Merry Fuck You

3 min read
Photo by Mel Poole on Unsplash

Last year, my kidney stones started bothering me around the holidays. I popped some painkillers and tried to tough it out, but after a few days on the road, I ended up in the ER on Christmas morning. A year later, having almost paid off last years surprise Xmas gift, the fun started all over again… but this time we stayed home instead of visiting every rest stop between here and Kansas.

Suffice to say, our actual Christmas morning was a little lackluster with no gifts to tear into, meals to share, or ERs to visit. We gave the cats some toys and treats, but they didn’t know what day it was (they were grateful though). But on December 30th we received some presents from my parents and decided it would become our make-up holiday.

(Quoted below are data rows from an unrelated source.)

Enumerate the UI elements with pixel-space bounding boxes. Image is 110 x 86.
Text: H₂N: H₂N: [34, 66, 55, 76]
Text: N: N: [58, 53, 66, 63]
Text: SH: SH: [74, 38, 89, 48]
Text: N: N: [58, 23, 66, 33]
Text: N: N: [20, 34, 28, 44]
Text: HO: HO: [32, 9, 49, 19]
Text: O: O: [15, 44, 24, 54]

And just like the real holidays, drama ensued.

Mom’s box was bigger, so we tore into Dad’s first. Big mistake. He decided to give each of his atheist sons (which is all of us) a comic version of the Bible with an inscription that said “I pray that someday the Holy Spirit within you will renew your faith in our Lord and Savior.” Debbie cackled. I screamed. The cats ran away from whatever noises we were making. I don’t remember if he sent anything else, all I remember is a blinding hot rage filling me from somewhere I long ago buried and forgot.

A little background… he’s never been all that religious, but something in his head broke and culminated in an early dementia of sorts. Church went from a status event, to something he had to be active in. He has started pushing religion onto us as if we haven’t read the bible from front to back or (in my case) minored in theology. He somehow manages to fit “amen” into more sentences than I can say “fuck,” which has to qualify him for a spot in the Guinness Book (if only they gave a fuck). And honestly the most annoying is his reminders that he’ll pray for me every time we talk. I avoid returning calls because of that and if I don’t have the energy to hear it, will send him straight to voicemail without a second-thought.

But this book was something else. A comic bible. For his adult sons. As a Christmas gift. Thank sweet Satan I didn’t receive it in person. I have no fucking clue what I would have done or said with painkillers rushing through my veins and kidney stones stabbing at my side.

I was a Christian in the past and have even had stupid ideas like this, but never followed through on them! A gift is supposed to be you thinking about a person and what they want, like, or enjoy then finding a way to bring them some joy that hits a sweetspot for them. I read comics, so give me a trade paperback of something you think I’d like. You don’t even have to ask what I read, check out my GoodReads profile. I have an interest in philosophy, so give me a book that covers theology but from a critical angle instead of a preachy one. But selfishly giving a gift with a bullshit inscription like that is for him, not us.

It was given to put his soul at ease. He can now say he tried to bring us back to the light, but with each bullshit gift he drives a wedge further between us. But he doesn’t care about that, he wants to save his soul to make up for ignoring us as kids and not knowing fuck-all about who we are, what we do, or things we enjoy. Making things better with us is out of the question, but for God he’s willing to drive his relationship with us right off a cliff.

At least Mom sent us some candy and the newest Pokemon. I’ve had a blast with that. So, I guess what I’m saying is, it could have been worse.